Standard parallel C++

Hi, I heard multiple GTC talks about standard parallel C++ effort by Nvidia. Wondering if someone can point some github links (or documents/tutorials) showing code written in standard parallel C++.

If we don’t write CUDA, can standard parallel C++ handles the passing of device pointer between two distant functions? How does it handle it (allocating a device buffer)?
Can standard parallel C++ emulate CUDA streams for asynchronous computation/communication overlapping?

Thanks.

Hi llodds,

I don’t know of any repos offhand but you can start with our Accelerating Standard C++ with GPUs Using stdpar Blog post for the basics.

If we don’t write CUDA, can standard parallel C++ handles the passing of device pointer between two distant functions?

Function calling is supported provided that the function definition is visible at compile time (such as in a template, header file or in the same source file). In which case the compiler will implicitly create a device callable version.

Functions defined in a separate source can’t be used since there’s currently no method to decorate these routines so the know compiler knows to create device versions.

Also, virtual functions and procedure pointers are not currently supported in device code.

I’m not clear on what you mean by passing of a device pointer. The pointer would be passed like any other argument.

How does it handle it (allocating a device buffer)?

It uses CUDA Unified Memory so allocated memory is visible on both the device and host.
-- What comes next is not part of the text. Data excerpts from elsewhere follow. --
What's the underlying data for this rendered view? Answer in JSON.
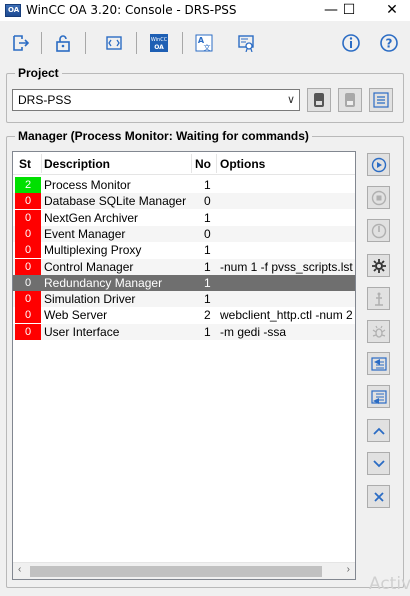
{
  "window": {
    "title": "WinCC OA 3.20: Console - DRS-PSS",
    "minimize": "—",
    "maximize": "☐",
    "close": "✕"
  },
  "toolbar": {
    "icons": [
      "exit-icon",
      "lock-icon",
      "log-viewer-icon",
      "wincc-oa-icon",
      "language-icon",
      "certificate-icon",
      "info-icon",
      "help-icon"
    ],
    "wincc_label": "WinCC\nOA"
  },
  "project": {
    "group_title": "Project",
    "selected": "DRS-PSS"
  },
  "manager": {
    "group_title": "Manager  (Process Monitor: Waiting for commands)",
    "columns": [
      "St",
      "Description",
      "No",
      "Options"
    ],
    "rows": [
      {
        "st": "2",
        "status": "green",
        "description": "Process Monitor",
        "no": "1",
        "options": ""
      },
      {
        "st": "0",
        "status": "red",
        "description": "Database SQLite Manager",
        "no": "0",
        "options": ""
      },
      {
        "st": "0",
        "status": "red",
        "description": "NextGen Archiver",
        "no": "1",
        "options": ""
      },
      {
        "st": "0",
        "status": "red",
        "description": "Event Manager",
        "no": "0",
        "options": ""
      },
      {
        "st": "0",
        "status": "red",
        "description": "Multiplexing Proxy",
        "no": "1",
        "options": ""
      },
      {
        "st": "0",
        "status": "red",
        "description": "Control Manager",
        "no": "1",
        "options": "-num 1 -f pvss_scripts.lst"
      },
      {
        "st": "0",
        "status": "selected",
        "description": "Redundancy Manager",
        "no": "1",
        "options": ""
      },
      {
        "st": "0",
        "status": "red",
        "description": "Simulation Driver",
        "no": "1",
        "options": ""
      },
      {
        "st": "0",
        "status": "red",
        "description": "Web Server",
        "no": "2",
        "options": "webclient_http.ctl -num 2"
      },
      {
        "st": "0",
        "status": "red",
        "description": "User Interface",
        "no": "1",
        "options": "-m gedi -ssa"
      }
    ],
    "scroll_left": "‹",
    "scroll_right": "›"
  },
  "side_buttons": [
    "start-icon",
    "stop-icon",
    "kill-icon",
    "settings-icon",
    "debug-icon",
    "debug-flag-icon",
    "insert-icon",
    "append-icon",
    "move-up-icon",
    "move-down-icon",
    "remove-icon"
  ],
  "colors": {
    "status_red": "#ff0000",
    "status_green": "#00e000",
    "selected_row": "#6f6f6f",
    "accent_blue": "#2b6cc4"
  },
  "watermark": "Activ"
}
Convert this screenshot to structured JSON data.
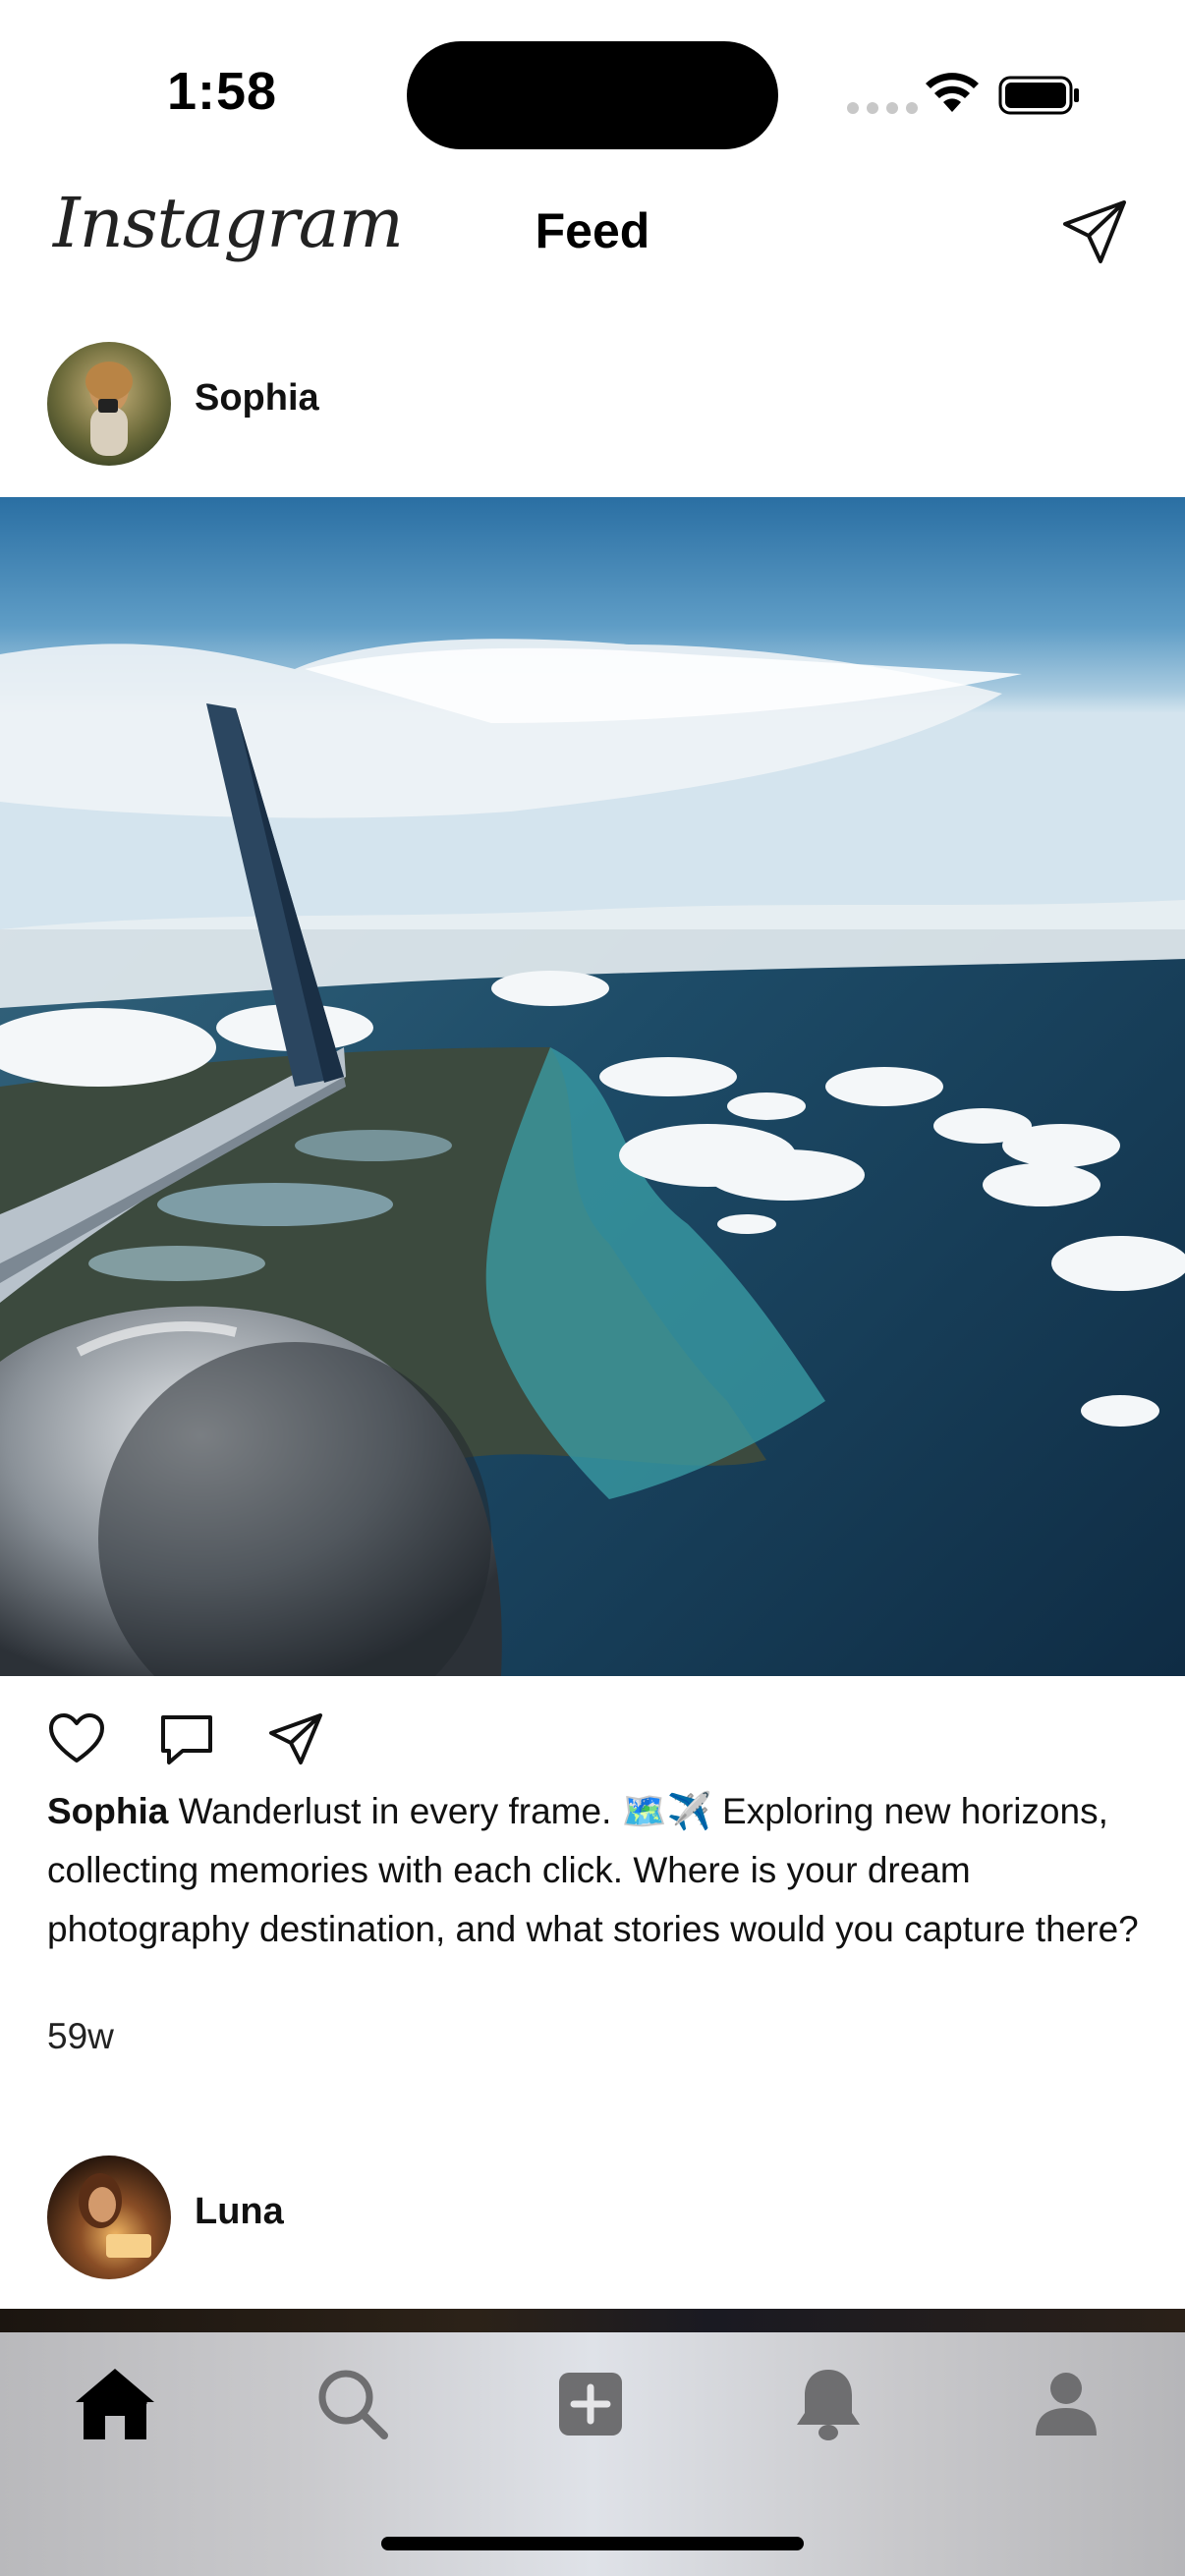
{
  "status_bar": {
    "time": "1:58"
  },
  "header": {
    "logo": "Instagram",
    "title": "Feed"
  },
  "posts": [
    {
      "username": "Sophia",
      "caption_username": "Sophia",
      "caption_text": "Wanderlust in every frame. 🗺️✈️ Exploring new horizons, collecting memories with each click. Where is your dream photography destination, and what stories would you capture there?",
      "time_ago": "59w"
    },
    {
      "username": "Luna"
    }
  ],
  "tabs": [
    {
      "name": "home",
      "icon": "home-icon",
      "active": true
    },
    {
      "name": "search",
      "icon": "search-icon",
      "active": false
    },
    {
      "name": "create",
      "icon": "add-square-icon",
      "active": false
    },
    {
      "name": "notifications",
      "icon": "bell-icon",
      "active": false
    },
    {
      "name": "profile",
      "icon": "person-icon",
      "active": false
    }
  ],
  "colors": {
    "active_tab": "#000000",
    "inactive_tab": "#6e6e70",
    "text": "#111111"
  }
}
Can standard parallel C++ emulate CUDA streams for asynchronous computation/communication overlapping?

No. The APIs for the existing C++ algorithms are inherently synchronous,. My understanding is that the C++ committee is working on better ways of writing asynchronous code in standard C++ via Sender, Receivers and Executors. Making asynchronous versions of the parallel algorithms would happen after that.

Note that C++ STDPAR is more about portability. While it can also give good performance, it’s not intended to replace nor have the same level of functionality and customization as CUDA.

-Mat